Congratulations! You've been assigned as a project manager for an important project in your company. You are accountable for the success or the failure of a team of people in achieving a goal, delivering a product, or implementing a new system. So where do you begin?
There are a lot of tools that you can choose from to help make you successful. There are risk management matrices, issue tracking spreadsheets, milestones, Gantt charts, and more. But before pulling a tool out of your toolbox, the most important thing is to assess where you are in the overall project life cycle.
The project life cycle consists of the following three phases:
- Project Initiation
- Project Implementation
- Project Termination
Choosing a great project management tool, but for the wrong phase, is like trying to fix your bathroom faucet with a wood axe. Little good can come of it.
Let's look at what these phases mean and help provide a framework for which tools are suitable for each.
Project Initiation
Everything in the Project Initiation phase prepares you to move into the implementation phase. This phase usually starts without anyone realizing it -- until you are placed in the lime light as the project manager. But before you became the star, there was an idea, a request, and a decision to create and proceed with a project.
Portfolio Management
In many companies, this seemingly unstructured phase is managed by a process called portfolio management. Various ideas and initiatives are looked at for benefit, priority, return on investment, and risk. Those that rise to the top of this assessment (or that have the most convincing sponsors) are "green lit". They are given the approval to proceed, according to resource availability and budget.
Project Planning
After a project is approved, a project manager is assigned to create a plan. There is no work being done at this stage, other than planning, assessing, and estimating. The most important activities in project planning are:
- Organizing the project team
- Creating a work breakdown
- Estimating the effort of tasks
- Creating a schedule and milestones
- Creating a proposed project budget
- Assessing project risks
- Creating a communication plan
These activities and the deliverables they produce are foundational and will be referred to on a regular basis as your project proceeds into implementation. The essential outputs of this phase should include:
- Project schedule
- Project budget
- Risk assessment
- Communication plan
You can expand on this list, as your project requires.

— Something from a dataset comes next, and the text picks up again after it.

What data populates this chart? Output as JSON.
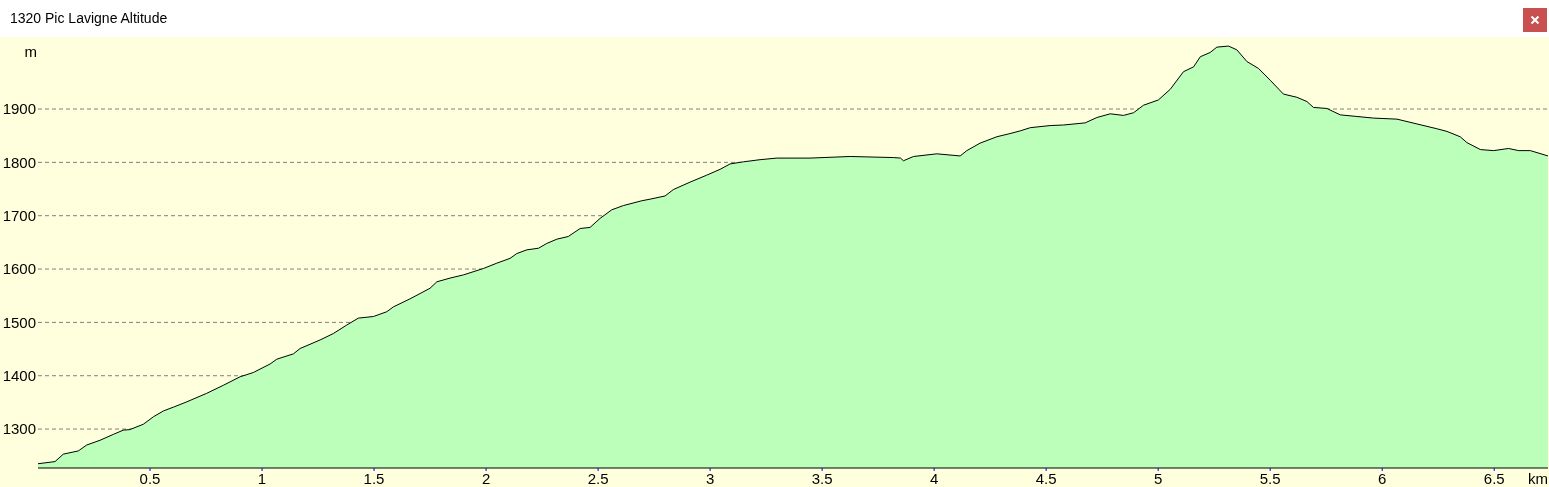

Note: Some people consider estimation, scheduling, and resource allocation as the beginning of the Project Implementation phase. Either way, project management comes down to creating a plan and implementing that plan.
Project Implementation
You are now at the starting line, equipped with the project gear you created in the planning phase. Upon the approval of your plan, you leap forward and watch everything work just as you had planned. Everyone works together, meets the schedule, and stays within budget. Probably not.
Creating the project plan is only the first step in your project. There are many miles to go.
It is in this stage that everything that can go wrong will go wrong -- unless you take an active role in identifying issues, resolving conflict, controlling project scope, and mitigating risks.
It is also in this stage that you will feel the strain of managing a team of people who may not report to you. Your team may be pulled in different directions, assigned to other projects, and unable to meet their date commitments. You will need to balance authority with compassion, accountability with encouragement, and candor with diplomacy.
Communication is a critical success factor during implementation. The communication within your project team is the most important. Hold regular meetings for all team members to get status updates, escalate issues, and collaborate. How frequently you meet depends on how many days are left until your project is due. Weekly team meetings should be considered the minimum.
Don't forget to communicate with your project sponsors and stakeholders. This is important so that they will feel confidence in the project when things are going well and will receive early warning when they are not.
Project Termination
You have completed implementing your project. Hopefully you were able to deliver it on time and within budget. Now it's time to wrap up. Terminating your project in a controlled, consistent way allows you and your team to get closure on your tasks, celebrate successes, and find opportunities for improvement. Besides this, you may have to close your project budget by reconciling timesheets, invoices, and expenses.
Some companies have defined processes for project audits, closing project budgets, and documentation. If your's does not, create a list of all the things you will need to close out and work through the list. This will free you to move on to other projects, knowing that your work is complete.
Take Aways
We have covered your whole project in less than five minutes. It sure would be great if all projects were this easy. Now it's time for you to put it into action.
- Create a list of your own personal project management tools, and identify for which project phase they are ideally suited.
- In which phases of the project lifecylce is your tool box not stocked? What tools can you add?
- Look at a project you are currently managing and identify the current phase. What steps could you have completed in an earlier phase to make your project more successful?